By Dante Baza
A study, led by the University of Sydney in Australia and the Center for healthy brain aging, found that gradually increasing muscle strength through activities such as weightlifting improves cognitive function. The results of the study have been published in the Journal of American Geriatrics.
The trial was carried out on 100 patients with mild cognitive impairment between 55-68 years old. It observed progressive resistance training and the functioning of the brain.
They examined 100 older adults living with MCI. "Mild cognitive impairment" refers to older patients who have cognitive difficulties that are noticeable but not significant enough to interfere with their daily activities. The MCI patients were divided into four groups and assigned a range of activities. These included a combination of resistance exercise, a computerized cognitive training game, and placebos meant to mimic those. The resistance exercise yielded improvement, cognitive training and placebo activities did not. The study, in essence, demonstrated proportional relation between improvement in the brain and improvement in muscle strength.
"What we found in this follow-up study is that the improvement in cognition function was related to their muscle strength gains. The stronger people became, the greater the benefit for their brain." - Lead author Dr. Yorgi Mavros
Previous studies have shown a positive link between physical exercise and cognitive function as well. In one of these previous trials, participants did weightlifting sessions twice a week for 6 months, working to at least 80 percent of their peak strength. The weights were gradually increased as participants got stronger, all the while maintaining their peak strength at 80 percent.
"The more we can get people doing resistance training like weightlifting, the more likely we are to have a healthier aging population," says Dr. Mavros. "The key, however, is to make sure you are doing it frequently, at least twice a week, and at a high intensity so that you are maximizing your strength gains.
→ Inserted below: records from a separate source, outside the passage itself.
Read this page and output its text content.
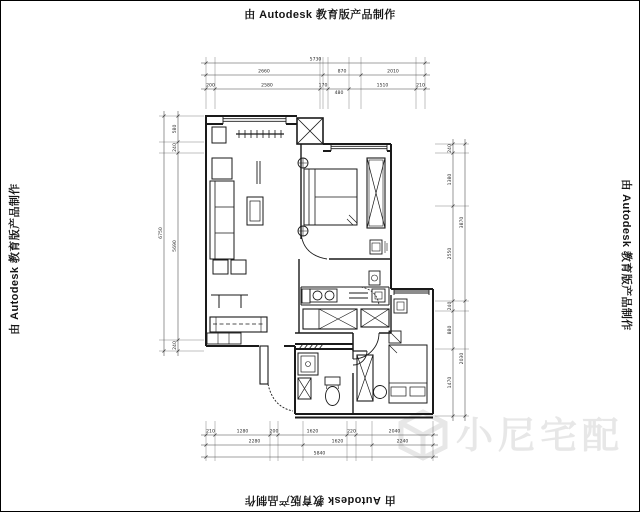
由 Autodesk 教育版产品制作
由 Autodesk 教育版产品制作
由 Autodesk 教育版产品制作	由 Autodesk 教育版产品制作
小尼宅配
5730
2660	870	2010
200	2580	170
480
1510	210
210	1280	200	1620	220	2040
2280	1620	2240
5840
580
240
5690
240
6750
240
1380
2550
240
880
1470
3870
2030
This will give you the maximum benefit for your brain."
Based on the results of these studies, It has been suggested that exercise indirectly helps prevent the onset of Alzheimer's disease and lowers the risk of cognitive impairment. Exercise helps with physiological processes such as glucoregulation and cardiovascular health. When these processes are impaired they increase the risk of cognitive impairment and Alzheimer's disease.
People with mild cognitive impairment are particularly at risk for Alzheimer’s and Dementia; around 8% of people with MCI will develop one of these diseases in their lifetime. Alzheimer’s disease, for instance, is predicted to affect 13.8 million in the US by 2050. Thus, the findings are particularly significant.
The bottom line is that in addition to physical benefits, exercise may provide mental benefits and ward off dangerous illnesses.